The ECB reduced the benchmark interest rate, which sets variable rate mortgage costs, by half a percentage point – to 2 per cent, down from 2.5 per cent – matching an historic low in mid-2003.
ECB president Jean-Claude Trichet did not rule out further interest rate cuts, although he said the ECB would probably not move again on rates until March.
“We didn’t say that it was now the limit and we would not move any more,” he told reporters.
“It is, in historical terms, a very low level, but again I don’t say that it is the lowest point that is, in the view of the governing council, the appropriate one.”
Mr Trichet said the euro area was experiencing a “significant slowdown” related to the effect of the intensification of financial turmoil, which was now worse than the bank expected when it met in December and cut rates by three-quarters of a percentage point.
“Both global demand and euro area demand are likely to be dampened for a protracted period,” he said, while predicting the EU and global economies would recover in 2010.
He said it was a “unanimous” decision taken by the ECB governing board members to cut interest rates by half a percentage point. “We said we were anticipating future bad news that we expect coming from the real economy and further alleviation then on the inflationary risks,” said Mr Trichet, who added that he expected inflation to fall to “exceptionally low levels” by mid-year due to falling commodity and energy prices.
Inflation in the euro zone has fallen rapidly in recent months and was 1.6 per cent in December, compared with the ECB’s goal of keeping inflation below, but close to, 2 per cent.

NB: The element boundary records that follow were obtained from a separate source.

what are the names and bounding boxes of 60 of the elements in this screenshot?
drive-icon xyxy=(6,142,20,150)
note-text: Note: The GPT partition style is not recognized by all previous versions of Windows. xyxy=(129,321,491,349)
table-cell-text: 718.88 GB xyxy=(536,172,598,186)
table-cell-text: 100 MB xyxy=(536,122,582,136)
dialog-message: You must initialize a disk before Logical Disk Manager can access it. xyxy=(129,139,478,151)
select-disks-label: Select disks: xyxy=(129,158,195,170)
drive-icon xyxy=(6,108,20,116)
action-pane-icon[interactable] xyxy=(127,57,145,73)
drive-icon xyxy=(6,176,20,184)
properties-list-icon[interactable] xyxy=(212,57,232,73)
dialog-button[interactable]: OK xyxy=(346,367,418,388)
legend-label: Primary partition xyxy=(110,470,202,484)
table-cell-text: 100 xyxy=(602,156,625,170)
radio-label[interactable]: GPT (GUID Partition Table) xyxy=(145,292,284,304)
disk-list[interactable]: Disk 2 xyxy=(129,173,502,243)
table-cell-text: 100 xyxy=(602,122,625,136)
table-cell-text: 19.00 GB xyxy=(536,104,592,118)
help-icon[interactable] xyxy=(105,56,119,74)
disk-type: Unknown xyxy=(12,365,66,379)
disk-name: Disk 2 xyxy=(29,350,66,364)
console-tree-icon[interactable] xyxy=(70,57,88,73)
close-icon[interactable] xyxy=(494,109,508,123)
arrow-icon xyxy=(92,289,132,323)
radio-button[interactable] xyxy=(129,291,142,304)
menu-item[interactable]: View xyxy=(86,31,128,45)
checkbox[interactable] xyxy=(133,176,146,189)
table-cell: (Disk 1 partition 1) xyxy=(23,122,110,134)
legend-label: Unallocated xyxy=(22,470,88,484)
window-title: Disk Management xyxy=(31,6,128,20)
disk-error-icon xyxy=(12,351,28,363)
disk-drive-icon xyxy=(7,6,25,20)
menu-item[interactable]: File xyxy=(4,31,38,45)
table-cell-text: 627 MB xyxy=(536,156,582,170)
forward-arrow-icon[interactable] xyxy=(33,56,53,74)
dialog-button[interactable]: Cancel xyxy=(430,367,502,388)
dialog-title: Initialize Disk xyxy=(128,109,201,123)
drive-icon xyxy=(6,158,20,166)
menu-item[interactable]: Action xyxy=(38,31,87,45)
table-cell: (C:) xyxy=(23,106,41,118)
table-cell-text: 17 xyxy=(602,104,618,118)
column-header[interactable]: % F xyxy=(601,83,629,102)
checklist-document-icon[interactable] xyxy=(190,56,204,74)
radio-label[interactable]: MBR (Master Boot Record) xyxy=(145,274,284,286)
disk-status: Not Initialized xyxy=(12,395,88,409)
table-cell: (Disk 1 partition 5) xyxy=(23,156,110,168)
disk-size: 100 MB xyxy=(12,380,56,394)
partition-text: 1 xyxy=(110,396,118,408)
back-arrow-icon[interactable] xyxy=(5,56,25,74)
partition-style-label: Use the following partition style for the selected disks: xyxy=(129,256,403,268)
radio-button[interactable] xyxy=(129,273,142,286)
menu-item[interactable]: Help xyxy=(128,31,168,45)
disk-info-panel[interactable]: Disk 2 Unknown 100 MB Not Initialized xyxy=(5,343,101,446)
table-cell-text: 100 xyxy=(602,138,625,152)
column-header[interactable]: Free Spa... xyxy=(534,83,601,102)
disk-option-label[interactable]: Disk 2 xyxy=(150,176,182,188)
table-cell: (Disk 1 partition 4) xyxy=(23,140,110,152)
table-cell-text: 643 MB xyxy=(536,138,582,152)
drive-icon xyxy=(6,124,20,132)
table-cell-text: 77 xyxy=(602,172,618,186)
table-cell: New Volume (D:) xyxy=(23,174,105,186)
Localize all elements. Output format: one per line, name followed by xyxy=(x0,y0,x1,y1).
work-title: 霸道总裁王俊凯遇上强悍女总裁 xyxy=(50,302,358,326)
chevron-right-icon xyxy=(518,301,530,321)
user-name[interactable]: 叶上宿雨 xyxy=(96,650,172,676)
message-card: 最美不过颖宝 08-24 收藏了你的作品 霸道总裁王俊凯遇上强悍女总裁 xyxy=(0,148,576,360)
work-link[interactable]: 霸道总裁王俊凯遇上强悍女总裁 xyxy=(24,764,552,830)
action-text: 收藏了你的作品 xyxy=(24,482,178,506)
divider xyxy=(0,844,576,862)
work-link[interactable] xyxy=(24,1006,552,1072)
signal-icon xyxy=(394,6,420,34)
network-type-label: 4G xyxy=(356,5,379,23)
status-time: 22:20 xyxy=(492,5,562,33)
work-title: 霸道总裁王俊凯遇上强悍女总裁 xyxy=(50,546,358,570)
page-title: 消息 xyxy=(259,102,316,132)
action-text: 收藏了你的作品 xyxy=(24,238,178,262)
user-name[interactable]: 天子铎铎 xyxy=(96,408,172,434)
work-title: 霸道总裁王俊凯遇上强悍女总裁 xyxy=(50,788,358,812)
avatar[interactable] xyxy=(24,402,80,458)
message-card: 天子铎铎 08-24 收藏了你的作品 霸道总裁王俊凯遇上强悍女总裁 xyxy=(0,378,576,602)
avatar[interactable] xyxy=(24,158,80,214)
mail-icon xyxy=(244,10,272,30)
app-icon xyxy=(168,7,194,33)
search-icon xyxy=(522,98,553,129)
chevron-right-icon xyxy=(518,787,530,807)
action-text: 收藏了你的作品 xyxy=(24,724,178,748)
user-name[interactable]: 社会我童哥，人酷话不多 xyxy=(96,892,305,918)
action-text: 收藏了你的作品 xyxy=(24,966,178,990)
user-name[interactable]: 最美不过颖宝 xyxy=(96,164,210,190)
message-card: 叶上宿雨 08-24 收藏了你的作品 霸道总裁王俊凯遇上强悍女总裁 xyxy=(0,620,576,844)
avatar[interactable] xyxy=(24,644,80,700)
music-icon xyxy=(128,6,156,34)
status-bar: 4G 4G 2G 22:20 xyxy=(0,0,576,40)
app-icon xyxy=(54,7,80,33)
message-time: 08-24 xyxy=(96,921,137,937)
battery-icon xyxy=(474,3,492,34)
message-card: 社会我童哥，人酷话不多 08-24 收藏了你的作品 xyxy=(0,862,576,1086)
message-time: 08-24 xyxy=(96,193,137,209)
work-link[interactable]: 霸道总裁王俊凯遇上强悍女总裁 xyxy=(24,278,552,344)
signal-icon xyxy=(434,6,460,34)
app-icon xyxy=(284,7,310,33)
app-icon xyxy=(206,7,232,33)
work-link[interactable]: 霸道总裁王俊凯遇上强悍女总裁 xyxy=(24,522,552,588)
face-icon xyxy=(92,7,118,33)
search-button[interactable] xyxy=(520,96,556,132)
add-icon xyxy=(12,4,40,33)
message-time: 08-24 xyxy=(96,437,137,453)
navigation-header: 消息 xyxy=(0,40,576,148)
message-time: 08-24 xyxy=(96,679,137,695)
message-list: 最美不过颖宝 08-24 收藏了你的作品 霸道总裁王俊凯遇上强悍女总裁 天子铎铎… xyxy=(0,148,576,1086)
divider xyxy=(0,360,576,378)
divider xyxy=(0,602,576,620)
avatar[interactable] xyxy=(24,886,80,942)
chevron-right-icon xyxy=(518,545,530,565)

Some economists have warned of the danger of deflation, which could provoke already cautious consumers to cut their spending even further, deepening the recession.
Mr Trichet said the level of uncertainty regarding the economy remained “exceptionally high”, but said the ECB was conscious of the danger of falling into a “liquidity trap” by lowering interest rates to “very, very low levels”.
“The problem is that once you are there it is extraordinarily difficult to get out,” said Mr Trichet, referring to the situation where interest rates are reduced to zero but still fail to stimulate the economy as borrowers continue to hoard cash and eschew investments.
He also called on euro zone states to be prudent in the adoption of exceptional fiscal measures to counter what many economists fear could be the worst recession since the Great Depression of the 1930s.
He said the additional economic stimulus measures announced by governments in recent weeks and months would put a considerable burden on public finances, which would affect “younger and future generations”.